The doctor at Charlotte’s was very pally. The result was fine, but she said that although following a good diet will help you to avoid cancer in the first place, it can’t stop an old one coming back. So that area of control I had has gone. Eating good food and trying to help myself with every mouthful had become my hobby but now that is over.
She also said that the test itself, the CA125 is not reliable – and we all cling to that for hope. Felt very deflated and after that rather depressed.
Despite the queue of other clients waiting, she wanted to spend time with me, and asked about how I feel psychologically. I didn’t feel like going into it at that moment but I feel like a child after a bad dream, afraid to sleep again. Someone who has had a bad burglary and now wants to move away and forget it but can’t.
On top of this I’ve got that middle aged thing, feeling that my life has gone all wrong. This going wrong did start very early, at the moment I was conceived in fact, somewhere in Wales.

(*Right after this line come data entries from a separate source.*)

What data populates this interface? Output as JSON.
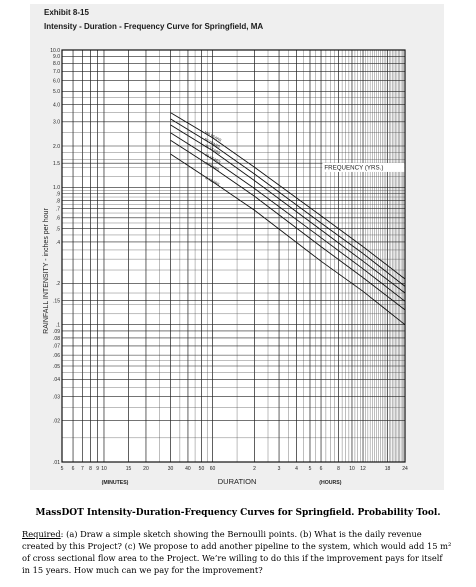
{
  "exhibit": {
    "label": "Exhibit 8-15",
    "title": "Intensity - Duration - Frequency Curve for Springfield, MA"
  },
  "chart_data": {
    "type": "line",
    "title": "Intensity - Duration - Frequency Curve for Springfield, MA",
    "xlabel": "DURATION",
    "ylabel": "RAINFALL INTENSITY - inches per hour",
    "x_scale": "log",
    "y_scale": "log",
    "xlim_minutes": [
      5,
      1440
    ],
    "ylim": [
      0.01,
      10
    ],
    "grid": true,
    "x_units": {
      "minutes": "(MINUTES)",
      "hours": "(HOURS)"
    },
    "x_ticks_minutes": [
      {
        "minutes": 5,
        "label": "5"
      },
      {
        "minutes": 6,
        "label": "6"
      },
      {
        "minutes": 7,
        "label": "7"
      },
      {
        "minutes": 8,
        "label": "8"
      },
      {
        "minutes": 9,
        "label": "9"
      },
      {
        "minutes": 10,
        "label": "10"
      },
      {
        "minutes": 15,
        "label": "15"
      },
      {
        "minutes": 20,
        "label": "20"
      },
      {
        "minutes": 30,
        "label": "30"
      },
      {
        "minutes": 40,
        "label": "40"
      },
      {
        "minutes": 50,
        "label": "50"
      },
      {
        "minutes": 60,
        "label": "60"
      },
      {
        "minutes": 120,
        "label": "2"
      },
      {
        "minutes": 180,
        "label": "3"
      },
      {
        "minutes": 240,
        "label": "4"
      },
      {
        "minutes": 300,
        "label": "5"
      },
      {
        "minutes": 360,
        "label": "6"
      },
      {
        "minutes": 480,
        "label": "8"
      },
      {
        "minutes": 600,
        "label": "10"
      },
      {
        "minutes": 720,
        "label": "12"
      },
      {
        "minutes": 1080,
        "label": "18"
      },
      {
        "minutes": 1440,
        "label": "24"
      }
    ],
    "y_ticks": [
      {
        "value": 10,
        "label": "10.0"
      },
      {
        "value": 9,
        "label": "9.0"
      },
      {
        "value": 8,
        "label": "8.0"
      },
      {
        "value": 7,
        "label": "7.0"
      },
      {
        "value": 6,
        "label": "6.0"
      },
      {
        "value": 5,
        "label": "5.0"
      },
      {
        "value": 4,
        "label": "4.0"
      },
      {
        "value": 3,
        "label": "3.0"
      },
      {
        "value": 2,
        "label": "2.0"
      },
      {
        "value": 1.5,
        "label": "1.5"
      },
      {
        "value": 1,
        "label": "1.0"
      },
      {
        "value": 0.9,
        "label": ".9"
      },
      {
        "value": 0.8,
        "label": ".8"
      },
      {
        "value": 0.7,
        "label": ".7"
      },
      {
        "value": 0.6,
        "label": ".6"
      },
      {
        "value": 0.5,
        "label": ".5"
      },
      {
        "value": 0.4,
        "label": ".4"
      },
      {
        "value": 0.2,
        "label": ".2"
      },
      {
        "value": 0.15,
        "label": ".15"
      },
      {
        "value": 0.1,
        "label": ".1"
      },
      {
        "value": 0.09,
        "label": ".09"
      },
      {
        "value": 0.08,
        "label": ".08"
      },
      {
        "value": 0.07,
        "label": ".07"
      },
      {
        "value": 0.06,
        "label": ".06"
      },
      {
        "value": 0.05,
        "label": ".05"
      },
      {
        "value": 0.04,
        "label": ".04"
      },
      {
        "value": 0.03,
        "label": ".03"
      },
      {
        "value": 0.02,
        "label": ".02"
      },
      {
        "value": 0.01,
        "label": ".01"
      }
    ],
    "legend_title": "FREQUENCY (YRS.)",
    "series": [
      {
        "name": "100 YEARS",
        "x_minutes": [
          30,
          60,
          120,
          360,
          720,
          1440
        ],
        "values": [
          3.5,
          2.3,
          1.4,
          0.62,
          0.37,
          0.215
        ]
      },
      {
        "name": "50 YEARS",
        "x_minutes": [
          30,
          60,
          120,
          360,
          720,
          1440
        ],
        "values": [
          3.15,
          2.05,
          1.25,
          0.55,
          0.33,
          0.19
        ]
      },
      {
        "name": "25 YEARS",
        "x_minutes": [
          30,
          60,
          120,
          360,
          720,
          1440
        ],
        "values": [
          2.85,
          1.85,
          1.12,
          0.49,
          0.29,
          0.17
        ]
      },
      {
        "name": "10 YEARS",
        "x_minutes": [
          30,
          60,
          120,
          360,
          720,
          1440
        ],
        "values": [
          2.5,
          1.6,
          0.98,
          0.43,
          0.255,
          0.148
        ]
      },
      {
        "name": "5 YEARS",
        "x_minutes": [
          30,
          60,
          120,
          360,
          720,
          1440
        ],
        "values": [
          2.2,
          1.4,
          0.86,
          0.37,
          0.22,
          0.128
        ]
      },
      {
        "name": "2 YEARS",
        "x_minutes": [
          30,
          60,
          120,
          360,
          720,
          1440
        ],
        "values": [
          1.75,
          1.1,
          0.68,
          0.29,
          0.175,
          0.1
        ]
      }
    ]
  },
  "caption": "MassDOT Intensity-Duration-Frequency Curves for Springfield.  Probability Tool.",
  "required": {
    "label": "Required",
    "text": ": (a) Draw a simple sketch showing the Bernoulli points.  (b)  What is the daily revenue created by this Project?  (c)  We propose to add another pipeline to the system, which would add 15 m² of cross sectional flow area to the Project.  We’re willing to do this if the improvement pays for itself in 15 years.  How much can we pay for the improvement?"
  }
}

My mother who was 18 and unmarried seemed to think she could get away with going on holiday with an older man with a flash car, and come out of it virgin pure. She couldn’t and when she found she was pregnant she went into a kind of wild hysterical melt-down, refusing food but taking to drink and cigarettes.
Not long after I was born very small and shrivelled, she gave me away. When I met her she told me she had regretted it, but only later. After handing me over she put it out of her mind but six months later she was coming home on the bus from her job in a Dinky toy factory in Charlton, when she suddenly realised that she’d got rid of me and collapsed.
When you adopt a child the mother can change her mind up to six months – she was hit by realisation just after that date passed. Her mind allowed her to do it by blotting it out until it was effectively too late.
After that I was dead to her though I think, that was the moment I died for her. When I appeared in adult life it was like a nuisance ghost returning, or a poltergeist even, as I messed up her tranquil life for awhile.
My original London family had photos taken of me before I was adopted, all done up in fine white linen as if I was being laid out for burial. She gave me those photos. My adoptive mother and I had never seen pictures of me when I was that young. How perplexed and sad I looked, and I still am.
I've got to shake this off - buck up, pull my socks up, get on with it, as God said to Samuel, "Fill thy horn with oil, and go!"